African Union Commission head Nkosazana Dlamini-Zuma has called for intense dialogue over the recent protests in Ethiopia, saying that it was imperative to find lasting solutions in the country.
In a statement, Dlamini-Zuma said that the Ethiopian government should ensure that fundamental human rights and freedoms were respected as the guidelines on state of emergency were implemented.
She also urged the government to ensure that the internet which had been restricted due to the protests was restored.
“The AUC chairperson calls for calm and peace during the period when the state of emergency is in effect, and further urges the government to consider ensuring that citizens’ rights to access to information and communication technologies, including internet services and social media are restored,” the statement said.
Dlamini-Zuma’s remarks came just less than a week after Ethiopian Prime Minister Hailemariam Desalegn announced a cabinet reshuffle that has seen opposition leaders receiving senior roles in government.
The prime minister gave key government positions to two leaders from the Oromo people who spearheaded deadly anti-government protests over the last year, reducing the dominance of the minority Tigrayans.

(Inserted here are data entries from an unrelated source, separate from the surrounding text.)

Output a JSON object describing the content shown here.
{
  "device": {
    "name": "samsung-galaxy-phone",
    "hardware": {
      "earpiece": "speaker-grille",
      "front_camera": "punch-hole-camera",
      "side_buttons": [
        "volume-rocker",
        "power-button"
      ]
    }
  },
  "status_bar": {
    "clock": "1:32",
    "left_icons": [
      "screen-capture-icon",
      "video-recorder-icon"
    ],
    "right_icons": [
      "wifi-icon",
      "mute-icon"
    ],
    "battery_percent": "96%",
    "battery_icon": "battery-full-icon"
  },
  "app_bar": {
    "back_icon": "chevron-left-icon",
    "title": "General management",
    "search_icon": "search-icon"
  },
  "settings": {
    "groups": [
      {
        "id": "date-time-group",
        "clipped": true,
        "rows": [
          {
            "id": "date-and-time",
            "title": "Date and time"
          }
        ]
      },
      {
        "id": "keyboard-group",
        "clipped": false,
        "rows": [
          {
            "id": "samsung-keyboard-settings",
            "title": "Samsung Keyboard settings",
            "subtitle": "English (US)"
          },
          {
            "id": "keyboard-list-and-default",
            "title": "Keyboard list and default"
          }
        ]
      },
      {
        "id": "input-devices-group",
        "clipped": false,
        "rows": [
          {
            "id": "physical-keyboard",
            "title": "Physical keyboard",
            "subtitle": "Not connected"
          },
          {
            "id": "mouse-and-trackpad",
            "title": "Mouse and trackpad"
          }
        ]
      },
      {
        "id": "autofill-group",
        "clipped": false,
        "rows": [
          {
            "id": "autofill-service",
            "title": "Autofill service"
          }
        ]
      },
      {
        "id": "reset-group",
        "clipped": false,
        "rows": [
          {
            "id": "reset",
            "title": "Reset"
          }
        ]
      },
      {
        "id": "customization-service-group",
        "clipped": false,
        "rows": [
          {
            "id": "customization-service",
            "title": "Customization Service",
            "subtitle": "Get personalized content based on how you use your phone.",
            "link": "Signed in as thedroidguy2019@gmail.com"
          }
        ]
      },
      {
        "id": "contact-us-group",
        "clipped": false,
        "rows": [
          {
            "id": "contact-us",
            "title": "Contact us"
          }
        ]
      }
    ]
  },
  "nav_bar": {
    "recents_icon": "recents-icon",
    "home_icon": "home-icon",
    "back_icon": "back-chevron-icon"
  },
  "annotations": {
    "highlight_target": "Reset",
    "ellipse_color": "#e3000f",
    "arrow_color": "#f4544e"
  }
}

Reports indicated that protesters from the majority Oromo and Amhara ethnic groups had claimed that they were being marginalised by the minority Tigrayan-led government which they accused of monopolising power and controlling the economy.
Last month dozens of people were crushed to death in a stampede after police fired tear gas and rubber bullets to disperse an anti-government protest that grew out of a massive religious festival last month.
At least 52 people died during the stampede.
The government last responded by imposing a state of emergence that would last at least for six months in order to get the country back to normal.
Following a the imposing of the state of emergence and a visit by Germany Chancellor Angela Markel, Desalegn said that his government was planning to reform the country’s electoral electoral system which had excluded the opposition.